For an excellent memorial of Charlie by Jane Henderson, click here.

My greatest regret – and it’s an unspeakably deep one – with the publication of the book is that I didn’t get it done in time for everybody. Just in the past year or two, we lost people who knew Stone when they were very young and who would have enjoyed the book. One of them was Alan Brady, and another was Dale Twining, who was the last person alive to have a set of Bird Studies at Old Cape May inscribed to him by Stone:


The dates are curious. Dale, 17 at the time, received the book from DVOC member Bill Serrill, who must have been passing them out at the 12/16/37 meeting when the volumes, hot off the press, were first distributed, following a talk by Stone about the writing of the book.
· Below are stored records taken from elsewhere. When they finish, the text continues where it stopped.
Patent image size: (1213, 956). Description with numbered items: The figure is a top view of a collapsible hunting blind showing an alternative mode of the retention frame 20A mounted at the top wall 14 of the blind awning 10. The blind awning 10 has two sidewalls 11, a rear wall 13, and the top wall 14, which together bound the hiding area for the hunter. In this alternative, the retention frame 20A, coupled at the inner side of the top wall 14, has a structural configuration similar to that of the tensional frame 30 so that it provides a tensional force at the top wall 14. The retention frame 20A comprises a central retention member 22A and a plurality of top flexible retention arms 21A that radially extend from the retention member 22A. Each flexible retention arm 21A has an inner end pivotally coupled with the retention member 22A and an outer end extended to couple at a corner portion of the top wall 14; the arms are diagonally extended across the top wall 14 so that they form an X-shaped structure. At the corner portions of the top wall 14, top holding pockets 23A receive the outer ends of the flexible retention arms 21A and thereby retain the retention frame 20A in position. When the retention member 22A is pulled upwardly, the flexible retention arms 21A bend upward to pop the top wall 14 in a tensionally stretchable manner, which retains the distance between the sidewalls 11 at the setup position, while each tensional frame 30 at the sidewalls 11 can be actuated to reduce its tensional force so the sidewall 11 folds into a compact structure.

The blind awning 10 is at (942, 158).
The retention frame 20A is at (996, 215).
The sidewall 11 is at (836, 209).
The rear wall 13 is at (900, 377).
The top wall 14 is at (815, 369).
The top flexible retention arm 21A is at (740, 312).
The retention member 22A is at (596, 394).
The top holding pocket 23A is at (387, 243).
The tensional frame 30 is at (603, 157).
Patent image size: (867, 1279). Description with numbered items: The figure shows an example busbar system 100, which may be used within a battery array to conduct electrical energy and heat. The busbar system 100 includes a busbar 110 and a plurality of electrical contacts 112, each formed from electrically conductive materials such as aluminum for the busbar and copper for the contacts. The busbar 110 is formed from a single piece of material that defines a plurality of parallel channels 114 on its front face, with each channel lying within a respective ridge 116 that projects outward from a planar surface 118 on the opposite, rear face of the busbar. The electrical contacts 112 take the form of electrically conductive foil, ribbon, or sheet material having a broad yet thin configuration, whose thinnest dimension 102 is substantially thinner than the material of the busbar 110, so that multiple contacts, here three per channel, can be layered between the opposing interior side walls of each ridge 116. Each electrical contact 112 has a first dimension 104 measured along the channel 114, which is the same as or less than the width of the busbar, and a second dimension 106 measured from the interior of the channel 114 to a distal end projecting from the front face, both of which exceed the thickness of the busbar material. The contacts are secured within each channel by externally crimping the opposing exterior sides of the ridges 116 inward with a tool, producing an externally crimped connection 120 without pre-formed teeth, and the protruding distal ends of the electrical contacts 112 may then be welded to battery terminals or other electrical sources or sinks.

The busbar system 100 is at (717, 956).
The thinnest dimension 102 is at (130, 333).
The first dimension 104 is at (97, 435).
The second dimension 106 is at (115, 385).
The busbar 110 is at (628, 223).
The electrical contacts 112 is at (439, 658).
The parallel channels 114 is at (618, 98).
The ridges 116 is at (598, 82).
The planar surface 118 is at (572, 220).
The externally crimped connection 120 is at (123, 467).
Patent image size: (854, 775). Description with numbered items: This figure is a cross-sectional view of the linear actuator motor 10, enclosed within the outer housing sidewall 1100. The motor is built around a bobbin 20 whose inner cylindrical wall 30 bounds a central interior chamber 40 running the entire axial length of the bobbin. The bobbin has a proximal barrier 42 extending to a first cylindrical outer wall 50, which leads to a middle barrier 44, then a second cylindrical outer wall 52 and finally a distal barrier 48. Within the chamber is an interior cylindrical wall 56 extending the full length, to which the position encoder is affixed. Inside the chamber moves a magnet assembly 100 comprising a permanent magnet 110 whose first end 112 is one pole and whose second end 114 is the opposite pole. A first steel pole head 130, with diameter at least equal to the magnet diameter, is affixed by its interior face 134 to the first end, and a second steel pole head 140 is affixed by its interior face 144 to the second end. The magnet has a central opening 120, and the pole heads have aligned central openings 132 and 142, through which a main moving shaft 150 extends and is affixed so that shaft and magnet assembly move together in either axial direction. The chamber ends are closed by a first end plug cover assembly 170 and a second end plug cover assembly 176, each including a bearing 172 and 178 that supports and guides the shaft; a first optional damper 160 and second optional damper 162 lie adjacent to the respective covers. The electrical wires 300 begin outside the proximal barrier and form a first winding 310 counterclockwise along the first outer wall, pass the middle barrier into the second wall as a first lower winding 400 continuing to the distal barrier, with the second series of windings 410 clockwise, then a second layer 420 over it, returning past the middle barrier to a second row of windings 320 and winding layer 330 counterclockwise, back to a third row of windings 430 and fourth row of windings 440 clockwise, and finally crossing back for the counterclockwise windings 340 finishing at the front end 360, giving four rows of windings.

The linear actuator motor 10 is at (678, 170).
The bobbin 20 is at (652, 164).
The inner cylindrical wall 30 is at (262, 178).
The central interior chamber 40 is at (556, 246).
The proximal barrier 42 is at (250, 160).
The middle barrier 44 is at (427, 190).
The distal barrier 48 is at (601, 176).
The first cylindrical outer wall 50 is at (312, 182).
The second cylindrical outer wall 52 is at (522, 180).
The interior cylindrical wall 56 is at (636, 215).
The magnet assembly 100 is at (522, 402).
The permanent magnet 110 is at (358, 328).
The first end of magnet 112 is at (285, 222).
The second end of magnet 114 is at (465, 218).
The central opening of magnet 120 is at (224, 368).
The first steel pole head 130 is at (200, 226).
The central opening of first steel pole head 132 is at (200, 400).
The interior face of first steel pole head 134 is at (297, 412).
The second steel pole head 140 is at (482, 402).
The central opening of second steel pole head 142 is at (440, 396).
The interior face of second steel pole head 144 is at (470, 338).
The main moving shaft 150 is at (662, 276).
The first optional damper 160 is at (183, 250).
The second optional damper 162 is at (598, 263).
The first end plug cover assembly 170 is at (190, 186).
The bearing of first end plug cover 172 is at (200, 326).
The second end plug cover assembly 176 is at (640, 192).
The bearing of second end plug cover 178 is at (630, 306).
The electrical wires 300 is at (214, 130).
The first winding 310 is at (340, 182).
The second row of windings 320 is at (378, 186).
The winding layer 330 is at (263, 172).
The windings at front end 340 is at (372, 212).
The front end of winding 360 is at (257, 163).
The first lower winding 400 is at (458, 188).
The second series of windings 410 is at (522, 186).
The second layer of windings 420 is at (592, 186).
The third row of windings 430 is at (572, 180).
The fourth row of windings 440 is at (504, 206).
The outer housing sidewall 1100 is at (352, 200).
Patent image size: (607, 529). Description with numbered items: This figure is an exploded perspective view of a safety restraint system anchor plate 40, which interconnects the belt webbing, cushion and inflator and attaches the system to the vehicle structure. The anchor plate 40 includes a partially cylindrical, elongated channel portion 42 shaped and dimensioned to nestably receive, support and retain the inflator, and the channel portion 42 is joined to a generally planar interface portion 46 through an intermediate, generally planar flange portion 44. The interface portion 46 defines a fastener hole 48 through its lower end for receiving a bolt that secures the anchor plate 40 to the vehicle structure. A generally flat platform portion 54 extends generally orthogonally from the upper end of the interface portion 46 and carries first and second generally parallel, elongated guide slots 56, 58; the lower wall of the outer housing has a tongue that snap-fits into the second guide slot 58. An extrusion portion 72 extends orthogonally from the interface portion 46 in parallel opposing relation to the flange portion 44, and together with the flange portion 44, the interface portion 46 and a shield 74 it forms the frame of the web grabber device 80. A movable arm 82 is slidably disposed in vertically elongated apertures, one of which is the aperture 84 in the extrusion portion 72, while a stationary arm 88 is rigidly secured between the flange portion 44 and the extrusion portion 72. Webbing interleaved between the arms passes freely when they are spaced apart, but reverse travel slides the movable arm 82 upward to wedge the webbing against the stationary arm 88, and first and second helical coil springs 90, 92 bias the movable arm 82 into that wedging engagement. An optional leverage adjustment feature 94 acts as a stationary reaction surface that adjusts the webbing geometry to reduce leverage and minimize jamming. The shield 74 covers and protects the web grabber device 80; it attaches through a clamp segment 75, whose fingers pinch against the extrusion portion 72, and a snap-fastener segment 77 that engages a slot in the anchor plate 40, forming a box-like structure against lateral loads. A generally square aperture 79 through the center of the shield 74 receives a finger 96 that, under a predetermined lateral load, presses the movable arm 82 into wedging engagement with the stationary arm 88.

But Stone didn’t sign until 3/21/38. That was a Monday night, and I’m guessing it was at a Ludwick lecture, although Stone wasn’t the scheduled speaker that night.

Dale was a World War II U.S. Marine who served in the Pacific, and was one of the long-suffering, gentle souls who used to put up with pesky 10-year old me when Dale’s good friend Charlie Wonderly would take me along on their bird outings. I was able to give Dale a draft of the DVOC chapter in Fascination a few months before he passed away in August 2014, in his 78th year of DVOC membership (a record at the time; since equaled by Herb Cutler). Here’s a photo from an April 2011 visit to Dale’s house. They don’t make them like Dale anymore, and I just wish I could have gotten the book done in time for him to read all of it:


It’s a lucky kid who gets to have Charlie and Dale for birding mentors, and in addition to being patient, kindly, old-school gents and storehouses of knowledge, they were a living link to the Stone Age.